The Constitutional Court, assessing that there are important claims that affect the whole judicial process and that must be met, concluded that the applicant’s right to property was violated, stating that the fact that no evaluation was made about these objections led to the conclusion that the guarantees for the protection of the right to property were not fulfilled in the concrete case.

What Happened?

The violation mentioned in the decision occurred within Marriott International Inc. (“Company”) and it was announced to the public that the Personal Data Protection Board decided to impose an administrative fine on the Company as a result of the violation in its Decision dated 16.05.2019 and numbered 2019/143. In the decision, it was stated that “Although there are web event logs (log records) showing the unauthorised access and installation of the command prompt, which have been available since 2014, the fact that the incident could not be detected and lasted for about 4 years is a very serious security vulnerability, it is a concrete indicator that the necessary audits and controls were not carried out by the Company and that the technical and administrative measures to be taken by the Company were not taken”.

GRC LEGAL Comment

The interpretation of the administrative fine imposed by the Board as a violation of the right to property by the Constitutional Court emphasises the importance of compliance with data protection regulations and the fair functioning of the legal process.

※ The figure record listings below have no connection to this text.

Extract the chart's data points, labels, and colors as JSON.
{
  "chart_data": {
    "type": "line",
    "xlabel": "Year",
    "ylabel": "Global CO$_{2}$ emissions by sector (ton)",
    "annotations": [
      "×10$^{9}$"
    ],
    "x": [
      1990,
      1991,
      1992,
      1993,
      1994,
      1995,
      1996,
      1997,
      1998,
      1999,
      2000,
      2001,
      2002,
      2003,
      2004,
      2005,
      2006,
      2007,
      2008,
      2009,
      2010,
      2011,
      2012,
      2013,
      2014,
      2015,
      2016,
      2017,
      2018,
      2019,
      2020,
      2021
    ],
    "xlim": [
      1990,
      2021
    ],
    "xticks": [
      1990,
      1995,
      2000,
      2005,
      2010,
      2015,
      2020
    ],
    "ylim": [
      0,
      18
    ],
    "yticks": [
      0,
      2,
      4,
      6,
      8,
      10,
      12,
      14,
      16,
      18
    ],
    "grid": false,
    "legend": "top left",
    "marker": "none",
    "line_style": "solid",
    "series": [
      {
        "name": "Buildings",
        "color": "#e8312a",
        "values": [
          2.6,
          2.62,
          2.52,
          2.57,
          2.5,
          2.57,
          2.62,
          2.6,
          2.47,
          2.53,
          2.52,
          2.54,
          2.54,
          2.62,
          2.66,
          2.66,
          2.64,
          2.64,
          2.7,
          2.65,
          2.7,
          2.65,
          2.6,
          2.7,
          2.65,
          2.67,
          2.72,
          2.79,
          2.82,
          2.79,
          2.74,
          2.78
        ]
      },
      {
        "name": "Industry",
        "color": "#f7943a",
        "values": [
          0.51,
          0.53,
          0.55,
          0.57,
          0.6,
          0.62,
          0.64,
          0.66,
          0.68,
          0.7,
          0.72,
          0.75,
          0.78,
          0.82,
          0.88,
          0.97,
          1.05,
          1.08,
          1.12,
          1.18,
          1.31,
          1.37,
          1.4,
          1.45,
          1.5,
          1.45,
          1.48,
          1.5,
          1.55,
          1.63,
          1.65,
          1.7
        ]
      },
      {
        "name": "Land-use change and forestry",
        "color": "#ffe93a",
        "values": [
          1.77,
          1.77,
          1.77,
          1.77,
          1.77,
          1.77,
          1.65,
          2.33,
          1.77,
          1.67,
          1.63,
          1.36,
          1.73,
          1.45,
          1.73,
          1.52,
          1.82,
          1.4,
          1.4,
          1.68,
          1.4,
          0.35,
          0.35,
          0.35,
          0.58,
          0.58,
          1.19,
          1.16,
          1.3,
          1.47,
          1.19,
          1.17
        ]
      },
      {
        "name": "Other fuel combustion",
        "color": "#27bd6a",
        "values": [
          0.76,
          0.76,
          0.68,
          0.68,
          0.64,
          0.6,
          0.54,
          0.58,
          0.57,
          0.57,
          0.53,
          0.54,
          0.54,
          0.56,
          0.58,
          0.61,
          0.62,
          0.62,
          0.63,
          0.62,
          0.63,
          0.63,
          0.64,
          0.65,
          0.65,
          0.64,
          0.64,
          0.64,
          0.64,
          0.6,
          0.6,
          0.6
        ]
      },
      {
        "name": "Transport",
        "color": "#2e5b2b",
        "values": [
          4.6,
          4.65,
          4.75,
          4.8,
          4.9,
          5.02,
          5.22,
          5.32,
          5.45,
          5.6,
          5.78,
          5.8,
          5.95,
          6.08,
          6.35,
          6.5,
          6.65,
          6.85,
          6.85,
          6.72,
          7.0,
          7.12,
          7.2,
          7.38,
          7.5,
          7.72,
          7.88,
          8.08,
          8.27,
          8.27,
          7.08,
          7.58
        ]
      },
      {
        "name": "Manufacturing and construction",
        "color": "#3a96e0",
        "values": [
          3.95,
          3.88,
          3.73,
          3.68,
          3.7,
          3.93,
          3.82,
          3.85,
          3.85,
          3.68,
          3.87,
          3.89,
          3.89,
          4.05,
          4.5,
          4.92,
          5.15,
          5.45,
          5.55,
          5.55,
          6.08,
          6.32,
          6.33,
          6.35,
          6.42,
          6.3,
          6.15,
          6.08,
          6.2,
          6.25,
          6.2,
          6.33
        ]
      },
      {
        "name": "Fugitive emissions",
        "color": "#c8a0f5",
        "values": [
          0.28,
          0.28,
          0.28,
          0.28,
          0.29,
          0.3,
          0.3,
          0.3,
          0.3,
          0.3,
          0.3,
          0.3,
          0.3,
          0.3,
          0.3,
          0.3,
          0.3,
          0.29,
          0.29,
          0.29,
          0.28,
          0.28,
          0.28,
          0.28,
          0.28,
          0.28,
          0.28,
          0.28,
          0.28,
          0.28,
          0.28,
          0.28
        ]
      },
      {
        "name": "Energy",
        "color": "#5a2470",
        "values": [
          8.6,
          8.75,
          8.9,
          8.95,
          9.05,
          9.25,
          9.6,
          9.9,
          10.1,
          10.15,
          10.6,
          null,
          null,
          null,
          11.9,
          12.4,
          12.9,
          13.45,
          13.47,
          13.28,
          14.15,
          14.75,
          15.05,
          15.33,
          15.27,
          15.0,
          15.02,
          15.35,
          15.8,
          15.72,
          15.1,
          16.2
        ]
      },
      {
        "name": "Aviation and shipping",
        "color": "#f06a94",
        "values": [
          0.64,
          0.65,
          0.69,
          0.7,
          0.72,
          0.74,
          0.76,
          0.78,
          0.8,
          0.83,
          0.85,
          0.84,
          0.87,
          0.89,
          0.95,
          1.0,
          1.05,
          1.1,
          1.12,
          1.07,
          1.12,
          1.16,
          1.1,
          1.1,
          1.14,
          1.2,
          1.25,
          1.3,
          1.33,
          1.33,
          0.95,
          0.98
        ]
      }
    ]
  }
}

The question marks created by the relevant legislation and practice regarding the legal remedies to be applied for the administrative fine imposed by the Board lead to uncertainties in judicial processes and superficial, unjustified decisions. The fact that the application against the administrative sanction decision is evaluated by the Criminal Judgeships of Peace instead of the administrative judiciary raises the issue of the appropriateness of the Criminal Judgeship of Peace’s judicial review of the Board’s decisions. In particular, the criterion of notification within a short period of time, which was not framed by the Board’s decisions at the time of the incident, should be accompanied by criteria such as the measures taken, the position of the data controllers before and after the transfer and the division of responsibilities, and the elimination of ambiguities regarding the duty and authority specifically; It will be extremely important in terms of making decisions that are equitable and do not violate fundamental rights and freedoms and establishing a jurisprudence in this direction.